Bichang (壁昌 or 璧昌, died 1854) of the Mongol Eledete clan, courtesy name Dongyuan (東垣) and art name Xingquan (星泉), was a Qing dynasty official who served first in high-ranking posts in Xinjiang and later as Viceroy of Liangjiang under the Daoguang Emperor. He was also a writer, an accomplished poet, and a painter. His posthumous name was Qinxiang (勤襄).

He was an ethnic Mongol of the Bordered Yellow Banner; both his father Heying and his son Hengfu were also important Qing officials.

==Early career==
The son of minister Heying, Bichang began his civil service career as a clerk (bithesi) in the Ministry of Works. He then served as the county magistrate first in Yangwu County (now Yuanyang County, Henan) and later in Zaoqiang County. He was subsequently promoted and became the prefect of Daming Prefecture.

==Northwest China==
In 1827, Bichang was dispatched to Southern Xinjiang with Nayancheng, the Viceroy of Zhili, following the defeat of Jahangir Khoja. His father Heying served there many years before, and Bichang was likely familiar with the area and its administration. In 1829, he was promoted to Top-Grade Imperial Guard (頭等侍衛) and Grand Minister Superintendent of Yarkant (葉爾羌辦事大臣). In 1830, Bichang successfully defended Yarkant during the Āfāqī Khoja Holy War. He later detailed his experiences in Shoubian Jiyao and Ye'erqiang Shoucheng Jilüe. In these works, Bichang stressed the importance of unity between the Hui Muslims and Han Chinese, which was achieved through propaganda by imams and Begs. He also talked about the unreliability of Kyrgyz allies and how he involved the Uyghur people in his army. Also critical to his success were careful fortification and monitoring, the tuntian system, moving markets to the inside of the cities, and the acquisition of all necessary weaponry and equipments.
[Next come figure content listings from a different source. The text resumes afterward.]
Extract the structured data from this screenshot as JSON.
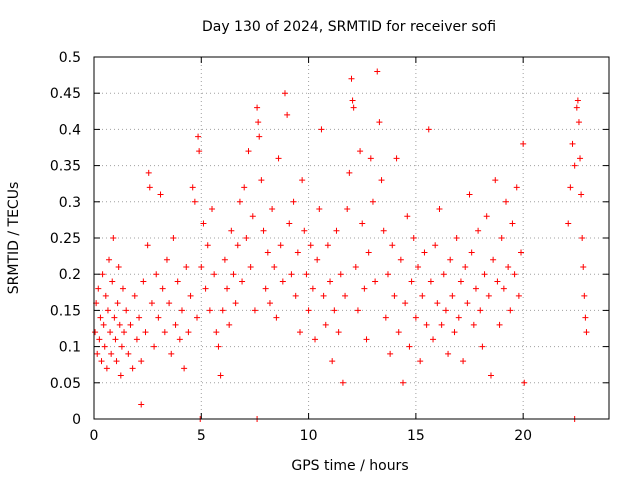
{
  "chart_data": {
    "type": "scatter",
    "title": "Day 130 of 2024, SRMTID for receiver sofi",
    "xlabel": "GPS time / hours",
    "ylabel": "SRMTID / TECUs",
    "xlim": [
      0,
      24
    ],
    "ylim": [
      0,
      0.5
    ],
    "x_ticks": [
      "0",
      "5",
      "10",
      "15",
      "20"
    ],
    "x_tick_values": [
      0,
      5,
      10,
      15,
      20
    ],
    "y_ticks": [
      "0",
      "0.05",
      "0.1",
      "0.15",
      "0.2",
      "0.25",
      "0.3",
      "0.35",
      "0.4",
      "0.45",
      "0.5"
    ],
    "y_tick_values": [
      0,
      0.05,
      0.1,
      0.15,
      0.2,
      0.25,
      0.3,
      0.35,
      0.4,
      0.45,
      0.5
    ],
    "grid": true,
    "marker": "plus",
    "color": "#ff0000",
    "series": [
      {
        "points": [
          [
            0.05,
            0.12
          ],
          [
            0.1,
            0.16
          ],
          [
            0.15,
            0.09
          ],
          [
            0.2,
            0.18
          ],
          [
            0.25,
            0.11
          ],
          [
            0.3,
            0.14
          ],
          [
            0.35,
            0.08
          ],
          [
            0.4,
            0.2
          ],
          [
            0.45,
            0.13
          ],
          [
            0.5,
            0.1
          ],
          [
            0.55,
            0.17
          ],
          [
            0.6,
            0.07
          ],
          [
            0.65,
            0.15
          ],
          [
            0.7,
            0.22
          ],
          [
            0.75,
            0.12
          ],
          [
            0.8,
            0.09
          ],
          [
            0.85,
            0.19
          ],
          [
            0.9,
            0.25
          ],
          [
            0.95,
            0.14
          ],
          [
            1.0,
            0.11
          ],
          [
            1.05,
            0.08
          ],
          [
            1.1,
            0.16
          ],
          [
            1.15,
            0.21
          ],
          [
            1.2,
            0.13
          ],
          [
            1.25,
            0.06
          ],
          [
            1.3,
            0.1
          ],
          [
            1.35,
            0.18
          ],
          [
            1.4,
            0.12
          ],
          [
            1.5,
            0.15
          ],
          [
            1.6,
            0.09
          ],
          [
            1.7,
            0.13
          ],
          [
            1.8,
            0.07
          ],
          [
            1.9,
            0.17
          ],
          [
            2.0,
            0.11
          ],
          [
            2.1,
            0.14
          ],
          [
            2.2,
            0.08
          ],
          [
            2.3,
            0.19
          ],
          [
            2.4,
            0.12
          ],
          [
            2.5,
            0.24
          ],
          [
            2.55,
            0.34
          ],
          [
            2.6,
            0.32
          ],
          [
            2.7,
            0.16
          ],
          [
            2.8,
            0.1
          ],
          [
            2.9,
            0.2
          ],
          [
            3.0,
            0.14
          ],
          [
            3.1,
            0.31
          ],
          [
            3.2,
            0.18
          ],
          [
            3.3,
            0.12
          ],
          [
            3.4,
            0.22
          ],
          [
            3.5,
            0.16
          ],
          [
            3.6,
            0.09
          ],
          [
            3.7,
            0.25
          ],
          [
            3.8,
            0.13
          ],
          [
            3.9,
            0.19
          ],
          [
            4.0,
            0.11
          ],
          [
            4.1,
            0.15
          ],
          [
            4.2,
            0.07
          ],
          [
            4.3,
            0.21
          ],
          [
            4.4,
            0.12
          ],
          [
            4.5,
            0.17
          ],
          [
            4.6,
            0.32
          ],
          [
            4.7,
            0.3
          ],
          [
            4.8,
            0.14
          ],
          [
            4.85,
            0.39
          ],
          [
            4.9,
            0.37
          ],
          [
            5.0,
            0.21
          ],
          [
            5.1,
            0.27
          ],
          [
            5.2,
            0.18
          ],
          [
            5.3,
            0.24
          ],
          [
            5.4,
            0.15
          ],
          [
            5.5,
            0.29
          ],
          [
            5.6,
            0.2
          ],
          [
            5.7,
            0.12
          ],
          [
            5.8,
            0.1
          ],
          [
            5.9,
            0.06
          ],
          [
            6.0,
            0.15
          ],
          [
            6.1,
            0.22
          ],
          [
            6.2,
            0.18
          ],
          [
            6.3,
            0.13
          ],
          [
            6.4,
            0.26
          ],
          [
            6.5,
            0.2
          ],
          [
            6.6,
            0.16
          ],
          [
            6.7,
            0.24
          ],
          [
            6.8,
            0.3
          ],
          [
            6.9,
            0.19
          ],
          [
            7.0,
            0.32
          ],
          [
            7.1,
            0.25
          ],
          [
            7.2,
            0.37
          ],
          [
            7.3,
            0.21
          ],
          [
            7.4,
            0.28
          ],
          [
            7.5,
            0.15
          ],
          [
            7.6,
            0.43
          ],
          [
            7.65,
            0.41
          ],
          [
            7.7,
            0.39
          ],
          [
            7.8,
            0.33
          ],
          [
            7.9,
            0.26
          ],
          [
            8.0,
            0.18
          ],
          [
            8.1,
            0.23
          ],
          [
            8.2,
            0.16
          ],
          [
            8.3,
            0.29
          ],
          [
            8.4,
            0.21
          ],
          [
            8.5,
            0.14
          ],
          [
            8.6,
            0.36
          ],
          [
            8.7,
            0.24
          ],
          [
            8.8,
            0.19
          ],
          [
            8.9,
            0.45
          ],
          [
            9.0,
            0.42
          ],
          [
            9.1,
            0.27
          ],
          [
            9.2,
            0.2
          ],
          [
            9.3,
            0.3
          ],
          [
            9.4,
            0.17
          ],
          [
            9.5,
            0.23
          ],
          [
            9.6,
            0.12
          ],
          [
            9.7,
            0.33
          ],
          [
            9.8,
            0.26
          ],
          [
            9.9,
            0.2
          ],
          [
            10.0,
            0.15
          ],
          [
            10.1,
            0.24
          ],
          [
            10.2,
            0.18
          ],
          [
            10.3,
            0.11
          ],
          [
            10.4,
            0.22
          ],
          [
            10.5,
            0.29
          ],
          [
            10.6,
            0.4
          ],
          [
            10.7,
            0.17
          ],
          [
            10.8,
            0.13
          ],
          [
            10.9,
            0.24
          ],
          [
            11.0,
            0.19
          ],
          [
            11.1,
            0.08
          ],
          [
            11.2,
            0.15
          ],
          [
            11.3,
            0.26
          ],
          [
            11.4,
            0.12
          ],
          [
            11.5,
            0.2
          ],
          [
            11.6,
            0.05
          ],
          [
            11.7,
            0.17
          ],
          [
            11.8,
            0.29
          ],
          [
            11.9,
            0.34
          ],
          [
            12.0,
            0.47
          ],
          [
            12.05,
            0.44
          ],
          [
            12.1,
            0.43
          ],
          [
            12.2,
            0.21
          ],
          [
            12.3,
            0.15
          ],
          [
            12.4,
            0.37
          ],
          [
            12.5,
            0.27
          ],
          [
            12.6,
            0.18
          ],
          [
            12.7,
            0.11
          ],
          [
            12.8,
            0.23
          ],
          [
            12.9,
            0.36
          ],
          [
            13.0,
            0.3
          ],
          [
            13.1,
            0.19
          ],
          [
            13.2,
            0.48
          ],
          [
            13.3,
            0.41
          ],
          [
            13.4,
            0.33
          ],
          [
            13.5,
            0.26
          ],
          [
            13.6,
            0.14
          ],
          [
            13.7,
            0.2
          ],
          [
            13.8,
            0.09
          ],
          [
            13.9,
            0.24
          ],
          [
            14.0,
            0.17
          ],
          [
            14.1,
            0.36
          ],
          [
            14.2,
            0.12
          ],
          [
            14.3,
            0.22
          ],
          [
            14.4,
            0.05
          ],
          [
            14.5,
            0.16
          ],
          [
            14.6,
            0.28
          ],
          [
            14.7,
            0.1
          ],
          [
            14.8,
            0.19
          ],
          [
            14.9,
            0.25
          ],
          [
            15.0,
            0.14
          ],
          [
            15.1,
            0.21
          ],
          [
            15.2,
            0.08
          ],
          [
            15.3,
            0.17
          ],
          [
            15.4,
            0.23
          ],
          [
            15.5,
            0.13
          ],
          [
            15.6,
            0.4
          ],
          [
            15.7,
            0.19
          ],
          [
            15.8,
            0.11
          ],
          [
            15.9,
            0.24
          ],
          [
            16.0,
            0.16
          ],
          [
            16.1,
            0.29
          ],
          [
            16.2,
            0.13
          ],
          [
            16.3,
            0.2
          ],
          [
            16.4,
            0.15
          ],
          [
            16.5,
            0.09
          ],
          [
            16.6,
            0.22
          ],
          [
            16.7,
            0.17
          ],
          [
            16.8,
            0.12
          ],
          [
            16.9,
            0.25
          ],
          [
            17.0,
            0.14
          ],
          [
            17.1,
            0.19
          ],
          [
            17.2,
            0.08
          ],
          [
            17.3,
            0.21
          ],
          [
            17.4,
            0.16
          ],
          [
            17.5,
            0.31
          ],
          [
            17.6,
            0.23
          ],
          [
            17.7,
            0.13
          ],
          [
            17.8,
            0.18
          ],
          [
            17.9,
            0.26
          ],
          [
            18.0,
            0.15
          ],
          [
            18.1,
            0.1
          ],
          [
            18.2,
            0.2
          ],
          [
            18.3,
            0.28
          ],
          [
            18.4,
            0.17
          ],
          [
            18.5,
            0.06
          ],
          [
            18.6,
            0.22
          ],
          [
            18.7,
            0.33
          ],
          [
            18.8,
            0.19
          ],
          [
            18.9,
            0.13
          ],
          [
            19.0,
            0.25
          ],
          [
            19.1,
            0.18
          ],
          [
            19.2,
            0.3
          ],
          [
            19.3,
            0.21
          ],
          [
            19.4,
            0.15
          ],
          [
            19.5,
            0.27
          ],
          [
            19.6,
            0.2
          ],
          [
            19.7,
            0.32
          ],
          [
            19.8,
            0.17
          ],
          [
            19.9,
            0.23
          ],
          [
            20.0,
            0.38
          ],
          [
            20.05,
            0.05
          ],
          [
            22.1,
            0.27
          ],
          [
            22.2,
            0.32
          ],
          [
            22.3,
            0.38
          ],
          [
            22.4,
            0.35
          ],
          [
            22.5,
            0.43
          ],
          [
            22.55,
            0.44
          ],
          [
            22.6,
            0.41
          ],
          [
            22.65,
            0.36
          ],
          [
            22.7,
            0.31
          ],
          [
            22.75,
            0.25
          ],
          [
            22.8,
            0.21
          ],
          [
            22.85,
            0.17
          ],
          [
            22.9,
            0.14
          ],
          [
            22.95,
            0.12
          ],
          [
            4.95,
            0.0
          ],
          [
            7.6,
            0.0
          ],
          [
            22.4,
            0.0
          ],
          [
            2.2,
            0.02
          ]
        ]
      }
    ]
  }
}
In 1831, he became the Grand Minister Consultant of Kashgar (喀什噶爾參贊大臣), and later that year, the Grand Minister Consultant of Yarkant. He was recalled to Beijing in late 1832. In 1834, he became the Grand Minister Superintendent of Uqturpan. A few months later, he went to Liangzhou Prefecture (in Gansu) to serve as its Deputy Commander-in-Chief. He returned to Xinjiang in 1837, as Grand Minister Superintendent of Aksu. After a brief stint as Commander-in-Chief of Chahar, he became the Grand Minister Consultant of Ili in 1840, and the Governor of Shaanxi (陝西巡撫) in 1842.
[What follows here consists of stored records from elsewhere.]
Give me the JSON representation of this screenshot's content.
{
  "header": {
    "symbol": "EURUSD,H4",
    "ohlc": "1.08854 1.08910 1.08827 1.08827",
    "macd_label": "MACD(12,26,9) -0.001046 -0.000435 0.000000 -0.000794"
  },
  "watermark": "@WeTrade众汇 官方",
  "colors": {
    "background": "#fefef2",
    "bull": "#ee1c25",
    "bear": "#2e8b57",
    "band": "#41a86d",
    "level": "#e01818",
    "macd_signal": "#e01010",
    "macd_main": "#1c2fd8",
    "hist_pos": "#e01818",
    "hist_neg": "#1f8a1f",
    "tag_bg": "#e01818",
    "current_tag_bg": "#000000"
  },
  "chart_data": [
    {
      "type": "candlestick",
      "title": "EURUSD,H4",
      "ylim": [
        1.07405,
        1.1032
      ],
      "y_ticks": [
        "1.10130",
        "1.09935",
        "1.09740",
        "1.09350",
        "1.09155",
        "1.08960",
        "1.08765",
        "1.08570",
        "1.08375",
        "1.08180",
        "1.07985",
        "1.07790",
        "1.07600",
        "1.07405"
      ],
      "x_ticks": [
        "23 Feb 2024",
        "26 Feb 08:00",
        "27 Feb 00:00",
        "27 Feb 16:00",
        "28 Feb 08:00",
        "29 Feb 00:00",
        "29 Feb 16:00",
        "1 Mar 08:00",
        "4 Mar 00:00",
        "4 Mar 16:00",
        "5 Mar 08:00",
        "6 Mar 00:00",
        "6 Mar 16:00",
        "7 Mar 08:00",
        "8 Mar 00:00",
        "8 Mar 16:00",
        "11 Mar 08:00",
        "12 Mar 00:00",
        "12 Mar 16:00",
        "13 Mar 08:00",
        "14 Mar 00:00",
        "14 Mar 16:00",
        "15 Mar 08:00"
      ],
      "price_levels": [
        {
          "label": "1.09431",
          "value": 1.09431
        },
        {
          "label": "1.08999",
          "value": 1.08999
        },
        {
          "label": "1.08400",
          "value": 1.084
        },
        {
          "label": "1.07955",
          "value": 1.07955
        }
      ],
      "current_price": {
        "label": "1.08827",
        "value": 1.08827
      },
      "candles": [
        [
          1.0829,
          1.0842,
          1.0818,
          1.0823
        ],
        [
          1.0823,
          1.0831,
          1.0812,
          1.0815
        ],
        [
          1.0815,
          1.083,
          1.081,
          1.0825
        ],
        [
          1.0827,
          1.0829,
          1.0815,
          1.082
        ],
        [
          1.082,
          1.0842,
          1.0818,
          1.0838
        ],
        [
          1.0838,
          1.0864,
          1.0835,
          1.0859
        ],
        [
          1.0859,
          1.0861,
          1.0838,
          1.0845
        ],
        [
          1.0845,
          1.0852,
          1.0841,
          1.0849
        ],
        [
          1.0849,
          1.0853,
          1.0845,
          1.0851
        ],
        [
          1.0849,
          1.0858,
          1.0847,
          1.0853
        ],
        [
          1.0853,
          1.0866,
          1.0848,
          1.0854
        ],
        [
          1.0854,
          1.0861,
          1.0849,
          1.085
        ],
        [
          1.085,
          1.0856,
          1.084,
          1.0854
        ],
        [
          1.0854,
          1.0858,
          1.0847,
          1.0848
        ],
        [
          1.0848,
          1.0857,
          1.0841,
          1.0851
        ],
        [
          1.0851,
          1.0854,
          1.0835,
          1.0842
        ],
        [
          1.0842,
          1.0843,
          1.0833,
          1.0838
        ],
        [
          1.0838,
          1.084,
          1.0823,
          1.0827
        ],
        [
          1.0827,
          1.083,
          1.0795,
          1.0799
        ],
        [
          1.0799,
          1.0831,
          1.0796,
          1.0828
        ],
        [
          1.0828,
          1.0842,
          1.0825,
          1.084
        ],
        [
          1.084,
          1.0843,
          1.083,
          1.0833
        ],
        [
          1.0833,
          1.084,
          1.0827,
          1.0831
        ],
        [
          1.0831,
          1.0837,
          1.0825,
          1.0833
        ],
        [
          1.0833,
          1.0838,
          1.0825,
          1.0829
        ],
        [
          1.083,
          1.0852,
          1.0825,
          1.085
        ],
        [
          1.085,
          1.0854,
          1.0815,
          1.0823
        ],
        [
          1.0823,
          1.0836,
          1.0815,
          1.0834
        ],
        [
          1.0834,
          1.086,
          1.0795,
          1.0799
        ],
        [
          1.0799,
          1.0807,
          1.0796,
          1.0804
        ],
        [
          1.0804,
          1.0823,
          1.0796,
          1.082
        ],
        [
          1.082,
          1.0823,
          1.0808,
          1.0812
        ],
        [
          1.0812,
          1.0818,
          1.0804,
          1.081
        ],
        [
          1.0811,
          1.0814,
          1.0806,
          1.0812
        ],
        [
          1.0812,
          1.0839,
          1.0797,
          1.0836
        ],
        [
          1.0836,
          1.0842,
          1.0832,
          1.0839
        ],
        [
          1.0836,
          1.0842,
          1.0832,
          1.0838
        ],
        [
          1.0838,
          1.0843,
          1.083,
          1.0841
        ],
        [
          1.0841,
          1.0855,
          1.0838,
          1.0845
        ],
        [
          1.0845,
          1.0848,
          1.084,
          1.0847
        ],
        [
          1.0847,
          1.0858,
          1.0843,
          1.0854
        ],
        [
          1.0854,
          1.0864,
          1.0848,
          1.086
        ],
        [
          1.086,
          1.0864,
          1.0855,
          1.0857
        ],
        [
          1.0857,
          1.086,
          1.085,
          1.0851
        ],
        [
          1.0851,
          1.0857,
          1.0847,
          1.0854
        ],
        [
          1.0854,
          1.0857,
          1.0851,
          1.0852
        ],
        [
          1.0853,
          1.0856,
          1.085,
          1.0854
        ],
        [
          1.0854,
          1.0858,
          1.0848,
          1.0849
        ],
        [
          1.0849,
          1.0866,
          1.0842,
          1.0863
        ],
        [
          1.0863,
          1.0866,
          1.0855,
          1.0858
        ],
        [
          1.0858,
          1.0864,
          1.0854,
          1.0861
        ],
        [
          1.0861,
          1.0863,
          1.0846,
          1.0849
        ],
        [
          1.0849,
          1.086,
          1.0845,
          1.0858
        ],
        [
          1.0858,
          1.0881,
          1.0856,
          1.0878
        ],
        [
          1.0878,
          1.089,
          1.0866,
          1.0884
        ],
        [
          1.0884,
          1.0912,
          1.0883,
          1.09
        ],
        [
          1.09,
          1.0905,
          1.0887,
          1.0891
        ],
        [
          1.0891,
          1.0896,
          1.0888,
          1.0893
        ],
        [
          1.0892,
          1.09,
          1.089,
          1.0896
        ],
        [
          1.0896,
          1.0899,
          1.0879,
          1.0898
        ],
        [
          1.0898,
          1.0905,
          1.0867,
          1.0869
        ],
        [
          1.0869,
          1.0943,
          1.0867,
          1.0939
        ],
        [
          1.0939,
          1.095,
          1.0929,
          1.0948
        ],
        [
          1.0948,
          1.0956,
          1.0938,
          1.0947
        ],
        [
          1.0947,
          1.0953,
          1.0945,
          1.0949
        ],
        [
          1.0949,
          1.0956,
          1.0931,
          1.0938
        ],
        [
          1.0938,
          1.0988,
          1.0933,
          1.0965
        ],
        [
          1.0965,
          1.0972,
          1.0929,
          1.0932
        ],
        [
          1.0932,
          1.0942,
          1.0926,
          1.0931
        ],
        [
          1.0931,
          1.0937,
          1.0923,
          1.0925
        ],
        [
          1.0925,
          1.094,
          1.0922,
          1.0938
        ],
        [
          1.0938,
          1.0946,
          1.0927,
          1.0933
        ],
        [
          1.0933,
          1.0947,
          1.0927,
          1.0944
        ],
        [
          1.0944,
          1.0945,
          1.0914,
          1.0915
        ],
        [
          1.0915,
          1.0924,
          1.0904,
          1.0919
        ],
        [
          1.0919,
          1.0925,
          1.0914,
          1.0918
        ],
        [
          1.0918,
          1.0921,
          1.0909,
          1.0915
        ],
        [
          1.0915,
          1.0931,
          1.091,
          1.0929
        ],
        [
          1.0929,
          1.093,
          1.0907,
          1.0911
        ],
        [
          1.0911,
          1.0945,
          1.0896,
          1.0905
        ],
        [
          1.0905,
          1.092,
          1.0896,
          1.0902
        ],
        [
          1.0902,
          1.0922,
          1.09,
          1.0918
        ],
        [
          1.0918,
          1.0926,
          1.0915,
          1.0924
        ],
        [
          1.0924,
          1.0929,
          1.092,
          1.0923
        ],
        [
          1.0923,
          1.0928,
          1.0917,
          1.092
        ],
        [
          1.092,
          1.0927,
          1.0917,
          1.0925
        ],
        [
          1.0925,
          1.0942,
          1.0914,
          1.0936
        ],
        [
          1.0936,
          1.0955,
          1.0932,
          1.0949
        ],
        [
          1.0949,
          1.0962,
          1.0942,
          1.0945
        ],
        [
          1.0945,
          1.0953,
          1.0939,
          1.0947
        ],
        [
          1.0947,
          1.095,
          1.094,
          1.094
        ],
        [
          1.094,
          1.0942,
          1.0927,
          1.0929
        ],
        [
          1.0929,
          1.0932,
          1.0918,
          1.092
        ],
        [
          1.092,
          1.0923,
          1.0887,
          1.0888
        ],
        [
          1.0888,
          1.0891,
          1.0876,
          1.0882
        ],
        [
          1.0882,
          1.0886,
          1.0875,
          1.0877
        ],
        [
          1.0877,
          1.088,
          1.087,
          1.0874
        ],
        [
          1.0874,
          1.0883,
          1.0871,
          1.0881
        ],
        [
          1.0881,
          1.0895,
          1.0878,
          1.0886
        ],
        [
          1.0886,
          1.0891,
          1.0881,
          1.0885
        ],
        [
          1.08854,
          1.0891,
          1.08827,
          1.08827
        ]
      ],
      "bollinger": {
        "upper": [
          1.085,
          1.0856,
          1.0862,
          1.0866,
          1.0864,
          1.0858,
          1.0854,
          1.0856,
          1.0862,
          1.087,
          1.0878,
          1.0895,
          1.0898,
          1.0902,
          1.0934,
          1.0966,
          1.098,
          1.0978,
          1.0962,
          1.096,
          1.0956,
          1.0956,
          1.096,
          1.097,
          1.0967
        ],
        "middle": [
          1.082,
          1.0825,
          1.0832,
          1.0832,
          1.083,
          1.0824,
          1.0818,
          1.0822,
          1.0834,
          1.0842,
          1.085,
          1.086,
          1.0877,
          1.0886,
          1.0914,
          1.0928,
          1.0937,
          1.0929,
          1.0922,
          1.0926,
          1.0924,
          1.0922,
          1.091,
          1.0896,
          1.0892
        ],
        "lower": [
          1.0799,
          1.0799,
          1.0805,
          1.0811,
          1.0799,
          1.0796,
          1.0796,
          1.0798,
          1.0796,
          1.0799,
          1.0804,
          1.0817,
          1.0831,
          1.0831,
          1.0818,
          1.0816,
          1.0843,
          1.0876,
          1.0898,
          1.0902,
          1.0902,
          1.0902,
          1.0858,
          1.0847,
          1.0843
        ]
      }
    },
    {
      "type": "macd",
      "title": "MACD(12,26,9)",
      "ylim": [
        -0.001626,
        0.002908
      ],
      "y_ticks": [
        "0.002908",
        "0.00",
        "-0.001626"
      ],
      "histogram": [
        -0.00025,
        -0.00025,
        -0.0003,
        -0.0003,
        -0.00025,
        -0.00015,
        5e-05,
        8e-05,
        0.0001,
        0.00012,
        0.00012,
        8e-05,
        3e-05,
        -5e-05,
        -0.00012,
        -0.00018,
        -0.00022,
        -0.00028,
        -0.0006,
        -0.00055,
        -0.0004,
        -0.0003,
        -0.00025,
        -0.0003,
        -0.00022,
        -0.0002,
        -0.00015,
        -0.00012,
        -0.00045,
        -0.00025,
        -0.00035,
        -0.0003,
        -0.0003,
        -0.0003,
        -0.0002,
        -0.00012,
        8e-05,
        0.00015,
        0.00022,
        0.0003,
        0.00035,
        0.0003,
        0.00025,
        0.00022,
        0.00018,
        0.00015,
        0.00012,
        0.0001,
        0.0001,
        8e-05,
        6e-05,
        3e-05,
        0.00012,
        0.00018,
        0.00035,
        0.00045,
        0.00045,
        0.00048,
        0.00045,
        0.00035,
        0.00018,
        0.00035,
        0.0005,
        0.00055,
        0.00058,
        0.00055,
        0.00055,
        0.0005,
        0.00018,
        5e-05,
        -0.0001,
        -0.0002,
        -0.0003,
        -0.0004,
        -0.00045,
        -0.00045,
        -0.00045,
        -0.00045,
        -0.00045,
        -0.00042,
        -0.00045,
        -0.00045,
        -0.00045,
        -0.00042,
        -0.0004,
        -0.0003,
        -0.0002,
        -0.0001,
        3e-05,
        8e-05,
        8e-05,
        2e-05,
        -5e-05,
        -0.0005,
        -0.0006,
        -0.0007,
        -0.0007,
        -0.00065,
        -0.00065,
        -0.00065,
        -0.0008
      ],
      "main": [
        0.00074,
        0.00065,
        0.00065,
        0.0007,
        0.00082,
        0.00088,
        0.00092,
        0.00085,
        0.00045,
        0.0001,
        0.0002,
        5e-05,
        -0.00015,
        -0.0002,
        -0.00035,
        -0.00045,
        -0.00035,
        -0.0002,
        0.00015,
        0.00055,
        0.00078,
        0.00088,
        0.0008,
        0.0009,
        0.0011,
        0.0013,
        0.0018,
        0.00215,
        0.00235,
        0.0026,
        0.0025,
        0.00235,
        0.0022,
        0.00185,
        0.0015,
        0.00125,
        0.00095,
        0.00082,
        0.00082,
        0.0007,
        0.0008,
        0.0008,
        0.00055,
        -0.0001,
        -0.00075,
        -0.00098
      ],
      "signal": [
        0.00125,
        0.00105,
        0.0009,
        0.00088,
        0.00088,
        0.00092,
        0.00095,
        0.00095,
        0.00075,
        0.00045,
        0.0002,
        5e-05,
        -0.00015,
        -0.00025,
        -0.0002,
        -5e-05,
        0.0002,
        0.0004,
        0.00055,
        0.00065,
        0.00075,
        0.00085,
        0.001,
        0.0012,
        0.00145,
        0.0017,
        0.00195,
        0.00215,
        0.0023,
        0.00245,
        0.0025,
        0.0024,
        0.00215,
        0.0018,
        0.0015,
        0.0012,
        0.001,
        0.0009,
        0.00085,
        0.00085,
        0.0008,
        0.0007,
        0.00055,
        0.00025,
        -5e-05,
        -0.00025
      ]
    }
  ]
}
==Southeast China, retirement, and death==
In November 1842, he was sent to Fuzhou to serve as its Commander; two years later he became the Viceroy of Liangjiang, which he officially assumed in January 1845. He returned to Beijing in March 1847 and was appointed Grand Minister of the Imperial Household Department (内大臣) a month later. He returned to Fuzhou and stayed there until early 1849, when he retired to his banner due to an illness.

In 1853, as Taiping rebel's Northern Expedition approached Beijing, Bichang was appointed Grand Minister Inspector (巡防大臣) but he died a year later.

==Bibliography==
- Ye'erqiang Shoucheng Jilüe (葉爾羌守城紀略; "A Brief Account of Defending Cities in Yarkant", 1838)
- Shoubian Jiyao (守邊輯要; "A Summary of Guardding the Frontier", 1831), published in 1840 with sections added by his successor Ling Xiufeng (齡秀峰)
- Bingwu Jianwenlu (兵武見聞錄; "A Personal Account of the Military")
- Muling Yaojue (牧令要訣; "A Manual for Magistrates")
- Bi Qinxiang Gong Yishu (壁勤襄公遺書; "Posthumous Writings by Bichang, Lord Qinxiang")

Bichang's poetry collection, published as Bi Canshuai Shigao (壁參帥詩稿, "Poems by Bichang, the Consultant-Marshall") is now considered lost, but some of his poems on paintings have survived. He was also a known painter and could draw architectural diagrams.